Complex join with nested or subqueries in sqlalchemy - find the closest date match

We have 2 tables that contain a global_id to join on. Let's call them device_updates and client_updates. Their respective tables (albeit reduced to help solve the problem) look like the following:

device_updates

update_id	global_id	created	device_date
Integer	Integer	Datetime	Datetime

client_updates

client_update_id	global_id	updated	updated_by	update_type
Integer	Integer	Datetime	Integer	String

*Note that the real table has an Integer representing the update_type. this is just for clarity here.

When the device changes state, it always updates the device_updates table. If this is an alarm state, then the client is notified and can choose to 'update' that alarm to be silenced (as an example).

What we need to be able to do is generate a history of all events from the device updates and client updates in chronological order. But since neither table is aware of each other (other than the global_id) I can't figure out how to ensure that each returned row contains the exact state at that point in time. Also, since there is a possibility of having a few thousand devices update each second, and a client can silence all with a single click, we can't add a column in the client updates table that references the device table row as it's both slow, and we were also planning to do bulk uploads to handle the speed requirements which means we can't assign a matched id.

As an example flow:

device with global_id 15 changes state
client 7 updates this to silence it a few seconds later
device with global_id 15 changes state again at some time in the future

What should be returned in an 'event_history' query is the following:

update_id	global_id	created	device_date	client_update_id	updated	updated_by	update_type
1	15	10:53:24	10:53:23	Null	Null	Null	Null
2	15	10:53:24	10:53:23	1	10:53:34	7	"Silence"
3	15	10:57:09	10:57:8	Null	Null	Null	Null

To sum up, how do I join the device_updates table to the client_updates table, but note that device updates won't necessarily have an associated client update, but all client updates will need to find the exact device update that matches the updated time (noting that the update always occurs after the device_date). Also note that there are potentially many thousands of devices, so it's not just for a single global_id.

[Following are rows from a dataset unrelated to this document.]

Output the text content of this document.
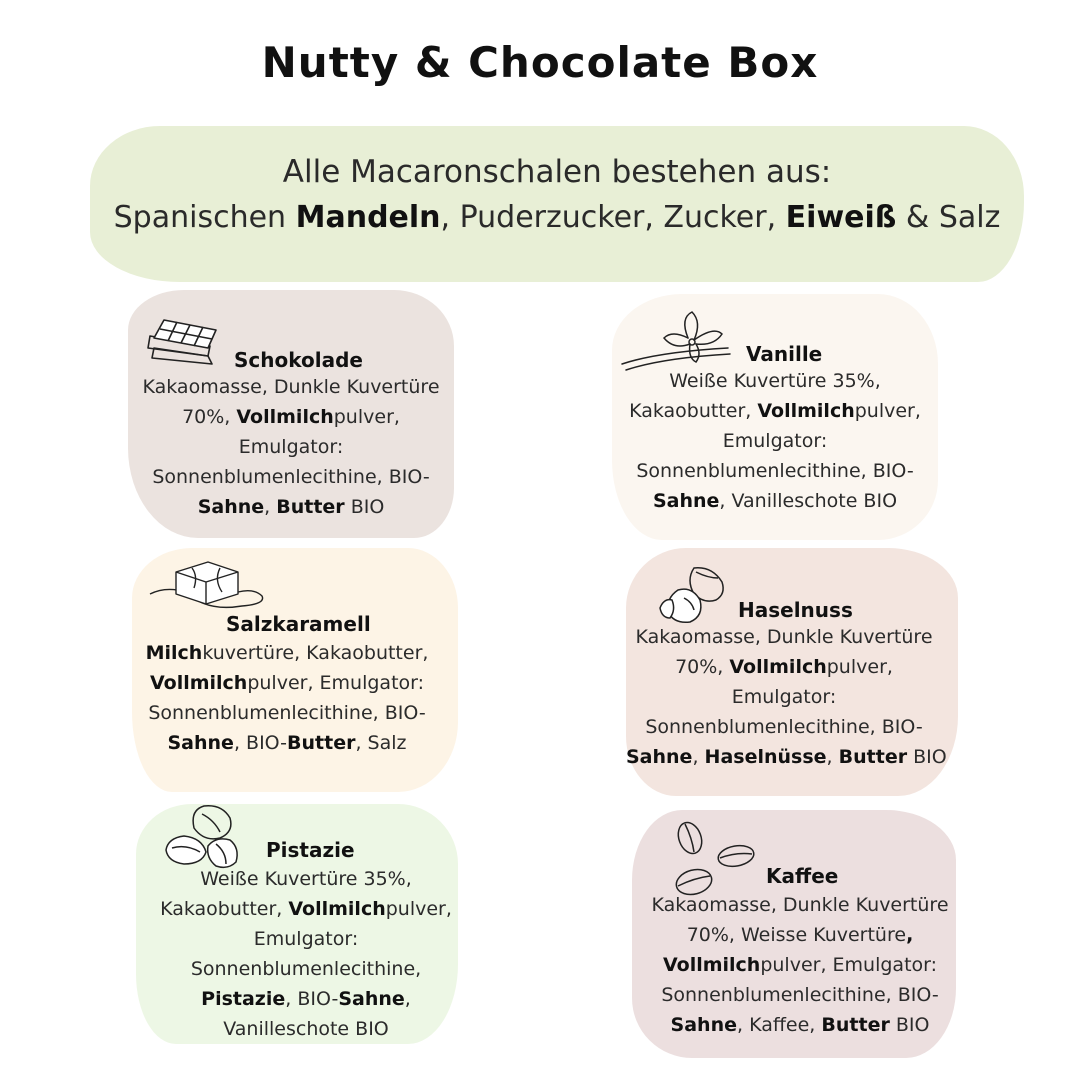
Nutty & Chocolate Box
Alle Macaronschalen bestehen aus:
Spanischen Mandeln, Puderzucker, Zucker, Eiweiß & Salz
Schokolade
Kakaomasse, Dunkle Kuvertüre
70%, Vollmilchpulver,
Emulgator:
Sonnenblumenlecithine, BIO-
Sahne, Butter BIO
Vanille
Weiße Kuvertüre 35%,
Kakaobutter, Vollmilchpulver,
Emulgator:
Sonnenblumenlecithine, BIO-
Sahne, Vanilleschote BIO
Salzkaramell
Milchkuvertüre, Kakaobutter,
Vollmilchpulver, Emulgator:
Sonnenblumenlecithine, BIO-
Sahne, BIO-Butter, Salz
Haselnuss
Kakaomasse, Dunkle Kuvertüre
70%, Vollmilchpulver,
Emulgator:
Sonnenblumenlecithine, BIO-
Sahne, Haselnüsse, Butter BIO
Pistazie
Weiße Kuvertüre 35%,
Kakaobutter, Vollmilchpulver,
Emulgator:
Sonnenblumenlecithine,
Pistazie, BIO-Sahne,
Vanilleschote BIO
Kaffee
Kakaomasse, Dunkle Kuvertüre
70%, Weisse Kuvertüre,
Vollmilchpulver, Emulgator:
Sonnenblumenlecithine, BIO-
Sahne, Kaffee, Butter BIO
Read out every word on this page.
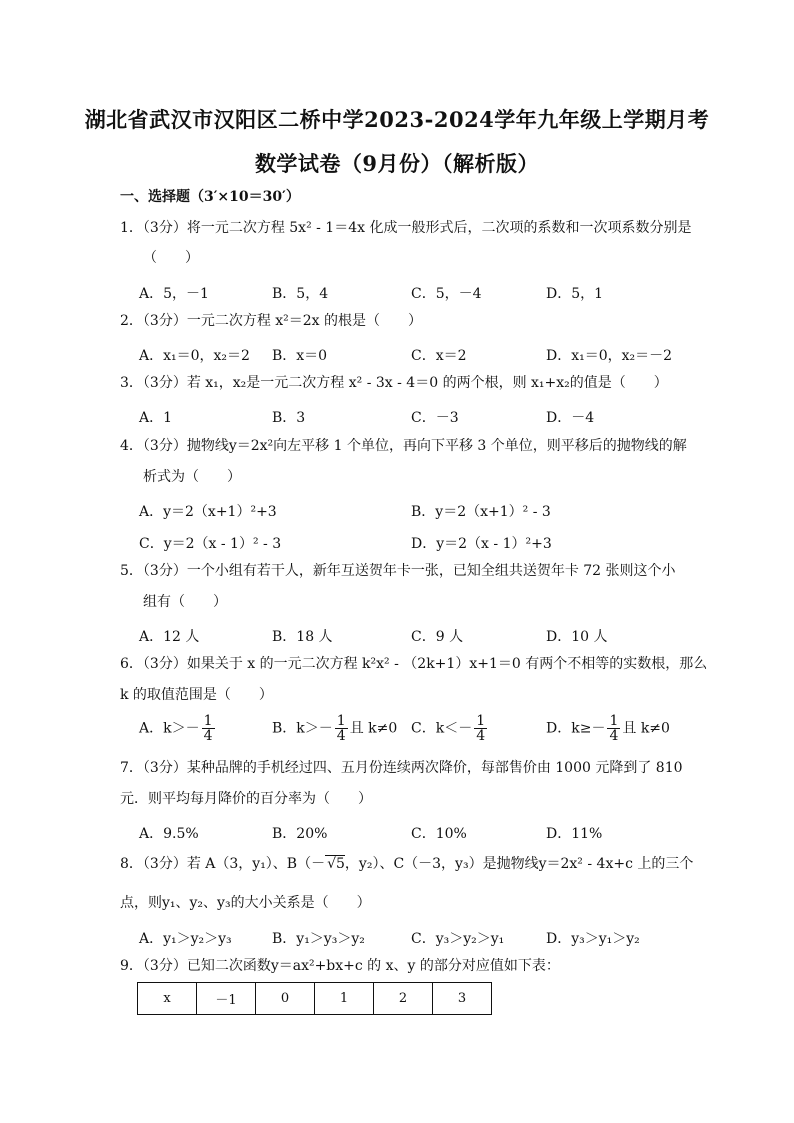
湖北省武汉市汉阳区二桥中学2023-2024学年九年级上学期月考
数学试卷（9月份）（解析版）
一、选择题（3′×10＝30′）
1．（3分）将一元二次方程 5x² - 1＝4x 化成一般形式后，二次项的系数和一次项系数分别是
（　　）
A．5，－1	B．5，4	C．5，－4	D．5，1
2．（3分）一元二次方程 x²＝2x 的根是（　　）
A．x₁＝0，x₂＝2 B．x＝0	C．x＝2	D．x₁＝0，x₂＝－2
3．（3分）若 x₁，x₂是一元二次方程 x² - 3x - 4＝0 的两个根，则 x₁+x₂的值是（　　）
A．1	B．3	C．－3	D．－4
4．（3分）抛物线y＝2x²向左平移 1 个单位，再向下平移 3 个单位，则平移后的抛物线的解
析式为（　　）
A．y＝2（x+1）²+3	B．y＝2（x+1）² - 3
C．y＝2（x - 1）² - 3	D．y＝2（x - 1）²+3
5．（3分）一个小组有若干人，新年互送贺年卡一张，已知全组共送贺年卡 72 张则这个小
组有（　　）
A．12 人	B．18 人	C．9 人	D．10 人
6．（3分）如果关于 x 的一元二次方程 k²x² - （2k+1）x+1＝0 有两个不相等的实数根，那么
k 的取值范围是（　　）
A．$k>- \frac{1}{4}$	B．$k>- \frac{1}{4}$ 且 k≠0 C．$k<- \frac{1}{4}$	D．$k\ge- \frac{1}{4}$ 且 k≠0
7．（3分）某种品牌的手机经过四、五月份连续两次降价，每部售价由 1000 元降到了 810
元．则平均每月降价的百分率为（　　）
A．9.5%	B．20%	C．10%	D．11%
8．（3分）若 A（3，y₁）、B（－ √5，y₂）、C（－3，y₃）是抛物线y＝2x² - 4x+c 上的三个
点，则y₁、y₂、y₃的大小关系是（　　）
A．y₁＞y₂＞y₃	B．y₁＞y₃＞y₂	C．y₃＞y₂＞y₁	D．y₃＞y₁＞y₂
9．（3分）已知二次函数y＝ax²+bx+c 的 x、y 的部分对应值如下表：
x	－1	0	1	2	3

UPDATE I forgot to add an example of a query I have tried, which is below:

db.query(
  client_updates,
  device_updates
).outerjoin(
  device_updates, device_updates.device_update_id==db.query(
    device_updates
  ).filter(
    device_updates.global_id==client_updates.global_id,
    device_updates.device_date<client_updates.updated
  ).order_by(
    device_updates.updated.desc()
  ).first().device_update_id
)

But this appears to find the same device_update_id to match everything with.

Solution

Ended up going with the Kafka solution. Super speedy results, as my test build was comfortably able to handle a very high throughput and I now have confidence in that being robust and fast.